- Industrial Change

Industrial Change (page 1 of 2)

Treasures of American History

Innovation has been celebrated in the United States for creating national well-being and exemplifying personal achievement. For some people, invention was a means for obtaining individual wealth; for others it was a strategy for solving technical problems or dealing with labor issues.

The ultimate effect of new technology is often hard to predict. Inventions sometimes enhance productivity, lower costs, and increase consumer choice. Other times there are unanticipated consequences that can create social and economic upheaval.

Howe Sewing Machine, 1846

The technical challenge of mechanizing the handcraft of sewing thwarted inventors for years. Elias Howe is credited by many with developing the first practical sewing machine in 1846, but initially the public ignored it.

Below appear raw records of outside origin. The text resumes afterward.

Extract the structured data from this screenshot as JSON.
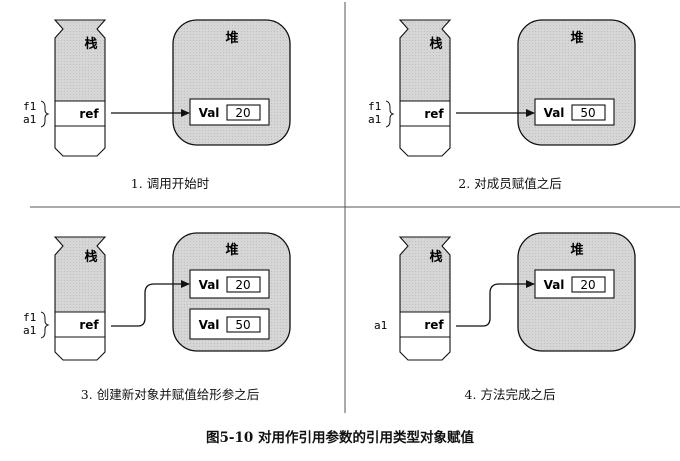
{
  "labels": {
    "stack": "栈",
    "heap": "堆",
    "ref": "ref",
    "val": "Val",
    "f1": "f1",
    "a1": "a1"
  },
  "panels": [
    {
      "caption": "1. 调用开始时",
      "vars": [
        "f1",
        "a1"
      ],
      "objects": [
        "20"
      ]
    },
    {
      "caption": "2. 对成员赋值之后",
      "vars": [
        "f1",
        "a1"
      ],
      "objects": [
        "50"
      ]
    },
    {
      "caption": "3. 创建新对象并赋值给形参之后",
      "vars": [
        "f1",
        "a1"
      ],
      "objects": [
        "20",
        "50"
      ]
    },
    {
      "caption": "4. 方法完成之后",
      "vars": [
        "a1"
      ],
      "objects": [
        "20"
      ]
    }
  ],
  "figure_caption": "图5-10   对用作引用参数的引用类型对象赋值"
}
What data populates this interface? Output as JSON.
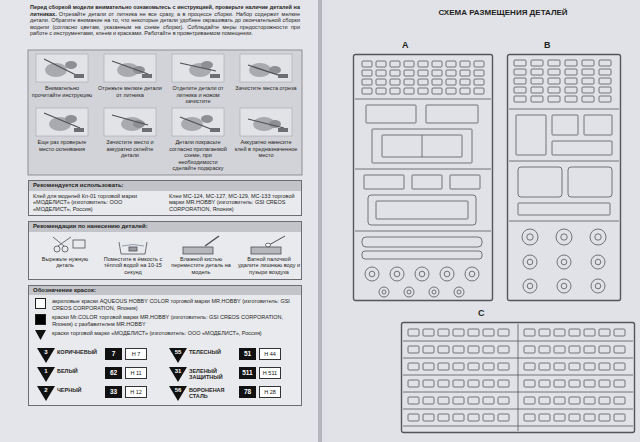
{
  "diagram": {
    "title": "СХЕМА РАЗМЕЩЕНИЯ ДЕТАЛЕЙ",
    "nodes": [
      {
        "text": [
          "Рекомендуется использовать:",
          "Клей для моделей Кл-01 торговой марки «МОДЕЛИСТ» (изготовитель: ООО «МОДЕЛИСТ», Россия)",
          "Клеи MC-124, MC-127, MC-129, MC-133 торговой марки MR.HOBBY (изготовитель: GSI CREOS CORPORATION, Япония)"
        ]
      },
      {
        "text": [
          "Рекомендации по нанесению деталей:",
          "Вырежьте нужную деталь",
          "Поместите в ёмкость с тёплой водой на 10-15 секунд",
          "Влажной кистью переместите деталь на модель",
          "Ватной палочкой удалите лишнюю воду и пузыри воздуха"
        ]
      },
      {
        "text": [
          "Обозначение красок:"
        ]
      },
      {
        "text": [
          "3"
        ],
        "in": 2
      },
      {
        "text": [
          "7"
        ],
        "in": 2
      },
      {
        "text": [
          "H 7"
        ],
        "in": 2
      },
      {
        "text": [
          "1"
        ],
        "in": 2
      },
      {
        "text": [
          "62"
        ],
        "in": 2
      },
      {
        "text": [
          "H 11"
        ],
        "in": 2
      },
      {
        "text": [
          "2"
        ],
        "in": 2
      },
      {
        "text": [
          "33"
        ],
        "in": 2
      },
      {
        "text": [
          "H 12"
        ],
        "in": 2
      },
      {
        "text": [
          "55"
        ],
        "in": 2
      },
      {
        "text": [
          "51"
        ],
        "in": 2
      },
      {
        "text": [
          "H 44"
        ],
        "in": 2
      },
      {
        "text": [
          "31"
        ],
        "in": 2
      },
      {
        "text": [
          "511"
        ],
        "in": 2
      },
      {
        "text": [
          "H 511"
        ],
        "in": 2
      },
      {
        "text": [
          "56"
        ],
        "in": 2
      },
      {
        "text": [
          "78"
        ],
        "in": 2
      },
      {
        "text": [
          "H 28"
        ],
        "in": 2
      },
      {
        "text": [
          "A"
        ]
      },
      {
        "text": [
          "B"
        ]
      },
      {
        "text": [
          "C"
        ]
      }
    ],
    "labels": [
      "Перед сборкой модели внимательно ознакомьтесь с инструкцией, проверьте наличие деталей на литниках.",
      "Отрезайте детали от литника не все сразу, а в процессе сборки. Набор содержит мелкие детали. Обратите внимание на то, что некоторые детали удобнее окрашивать до окончательной сборки модели (согласно цветам, указанным на схеме сборки). Соблюдайте меры предосторожности при работе с инструментами, клеем и красками. Работайте в проветриваемом помещении.",
      "Внимательно прочитайте инструкцию",
      "Отрежьте мелкие детали от литника",
      "Отделите детали от литника и ножом зачистите",
      "Зачистите места отреза",
      "Еще раз проверьте место склеивания",
      "Зачистите место и аккуратно склейте детали",
      "Детали покрасьте согласно прилагаемой схеме, при необходимости сделайте подкраску",
      "Аккуратно нанесите клей в предназначенное место",
      "КОРИЧНЕВЫЙ",
      "БЕЛЫЙ",
      "ЧЕРНЫЙ",
      "ТЕЛЕСНЫЙ",
      "ЗЕЛЕНЫЙ ЗАЩИТНЫЙ",
      "ВОРОНЕНАЯ СТАЛЬ"
    ],
    "legend": [
      {
        "text": "акриловые краски AQUEOUS HOBBY COLOR торговой марки MR.HOBBY (изготовитель: GSI CREOS CORPORATION, Япония)",
        "color": "#ffffff"
      },
      {
        "text": "краски Mr.COLOR торговой марки MR.HOBBY (изготовитель: GSI CREOS CORPORATION, Япония) с разбавителем MR.HOBBY",
        "color": "#000000"
      },
      {
        "text": "краски торговой марки «МОДЕЛИСТ» (изготовитель: ООО «МОДЕЛИСТ», Россия)"
      }
    ]
  }
}
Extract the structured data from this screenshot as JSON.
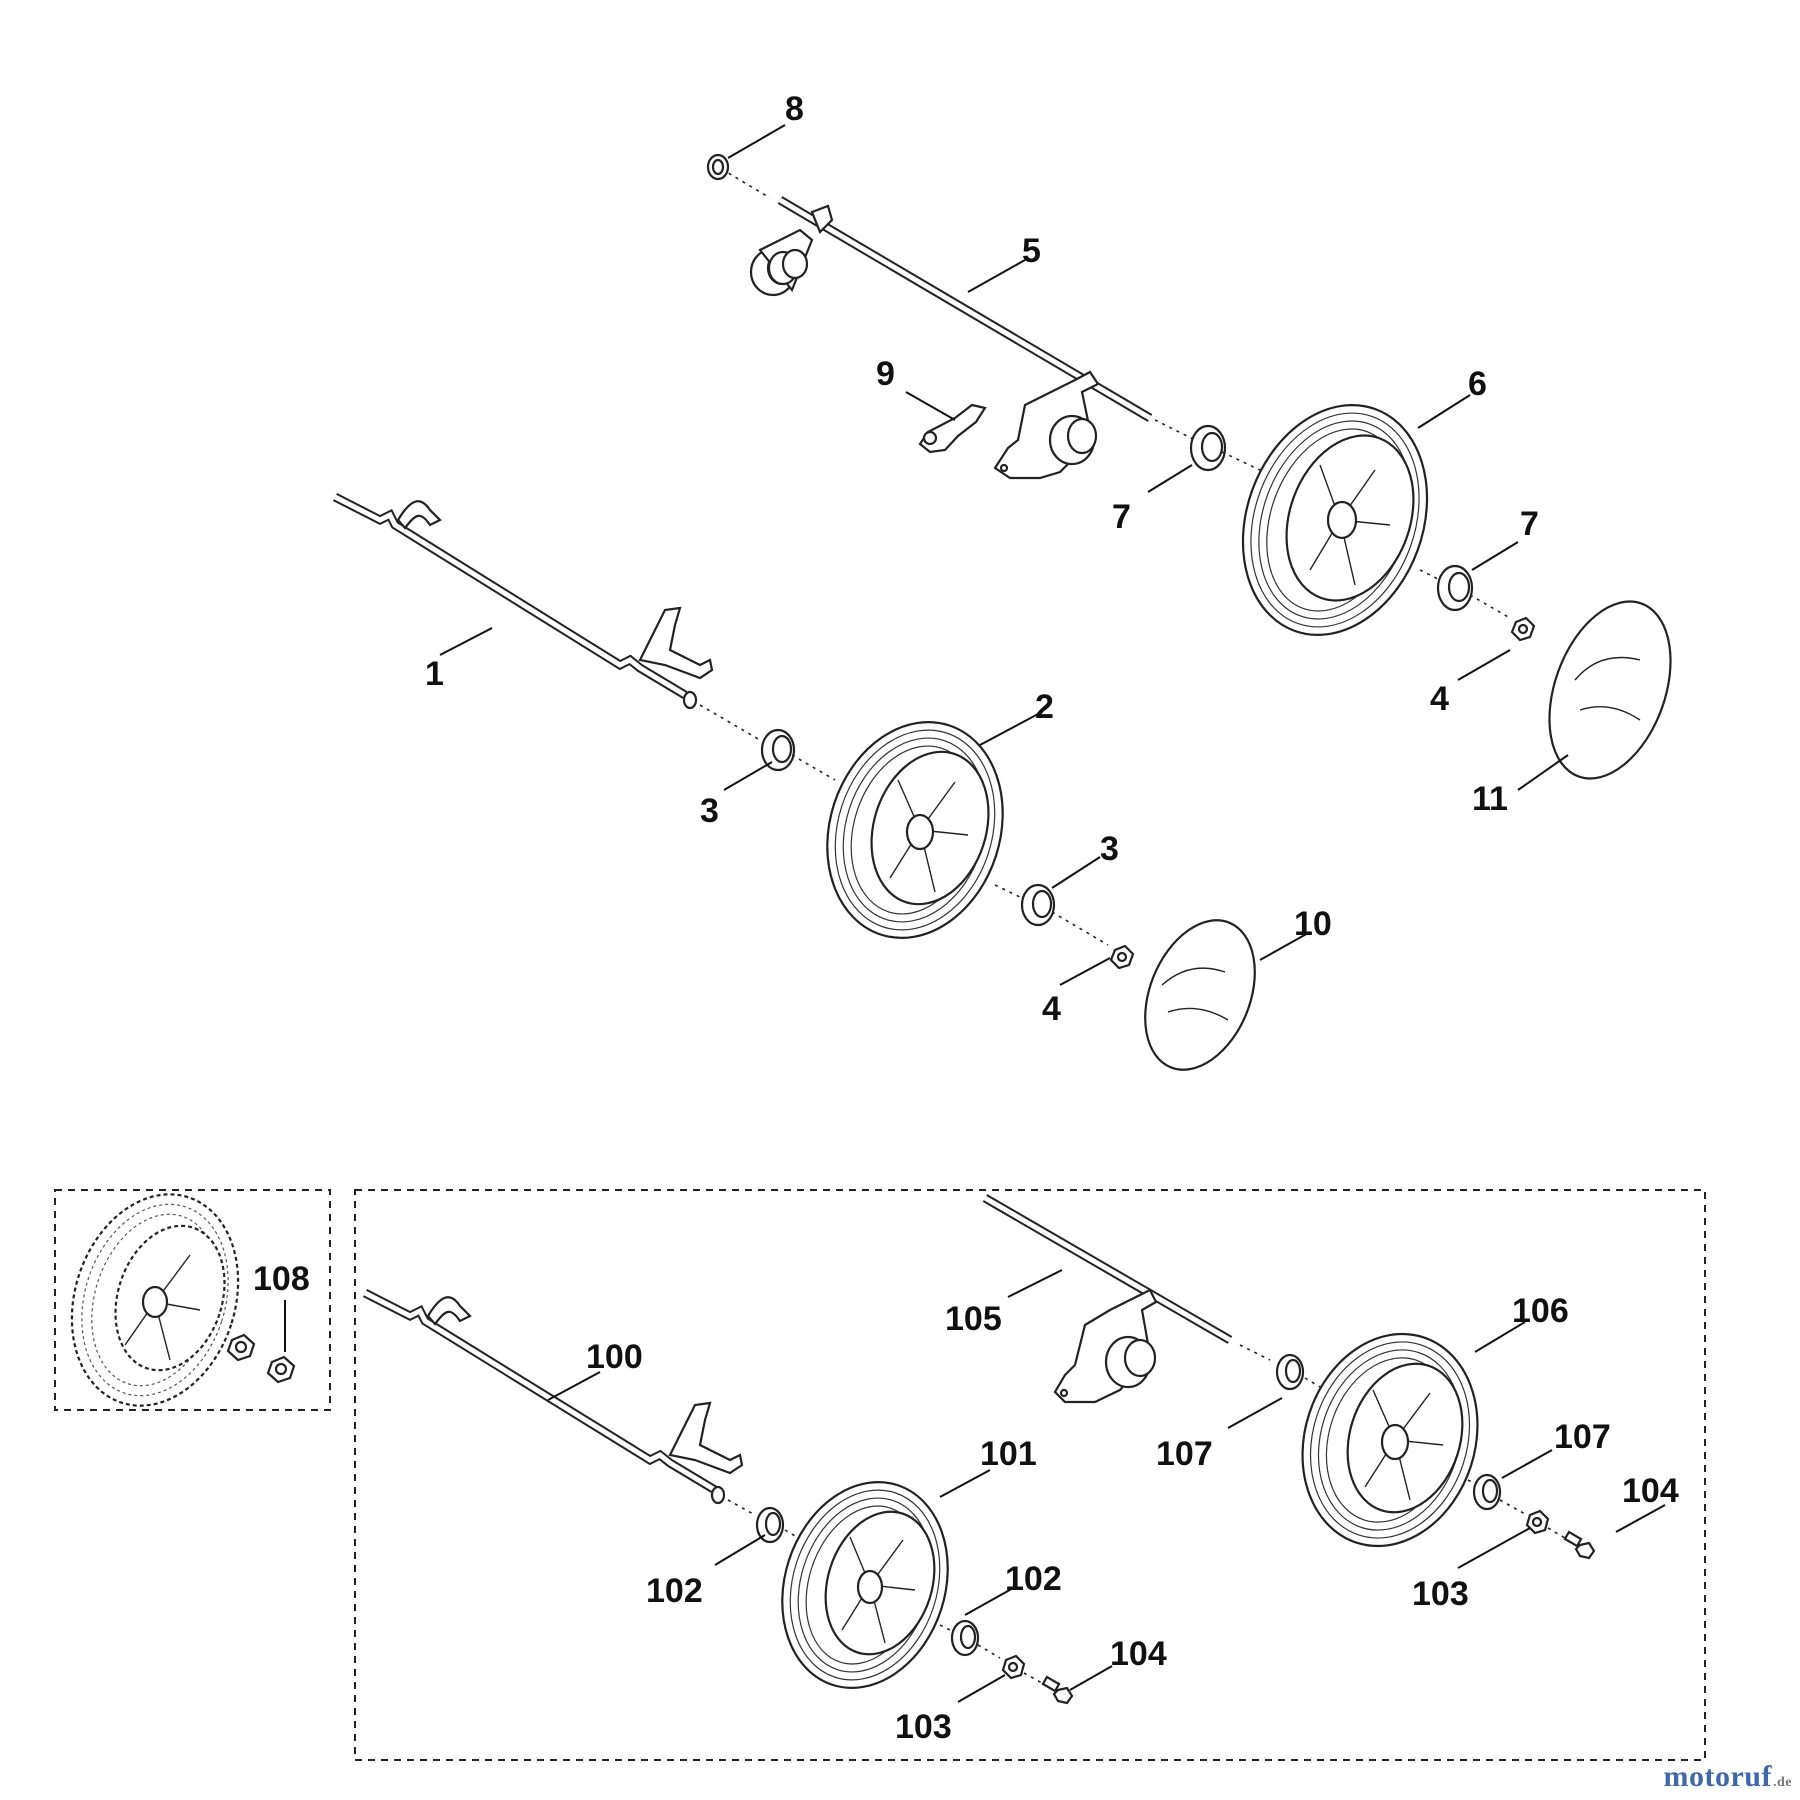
{
  "callouts": {
    "c1": "1",
    "c2": "2",
    "c3a": "3",
    "c3b": "3",
    "c4a": "4",
    "c4b": "4",
    "c5": "5",
    "c6": "6",
    "c7a": "7",
    "c7b": "7",
    "c8": "8",
    "c9": "9",
    "c10": "10",
    "c11": "11",
    "c100": "100",
    "c101": "101",
    "c102a": "102",
    "c102b": "102",
    "c103a": "103",
    "c103b": "103",
    "c104a": "104",
    "c104b": "104",
    "c105": "105",
    "c106": "106",
    "c107a": "107",
    "c107b": "107",
    "c108": "108"
  },
  "watermark": {
    "name": "motoruf",
    "tld": ".de"
  },
  "colors": {
    "line": "#222222",
    "brand": "#3f68a8"
  }
}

Colt Paterson Revolver No. 5, 1839

Samuel Colt patented the modern form of the revolver in 1836 and continued to make improvements in later years. The pistol eventually won popular acclaim on the frontier and inspired a popular 19th-century saying: “God made all Men, Samuel Colt made them equal.”

Colt’s factory was as innovative as the guns he sold. He used interchangeable parts, specialized power-driven machines, and division of labor in what came to be known as the “American system” of production.

Singer Sewing Machine, 1851

Isaac Singer patented some improvements to the sewing machine, but his big contribution was marketing. Through staged competitions and the use of installment credit plans, Singer largely created consumer demand for sewing machines.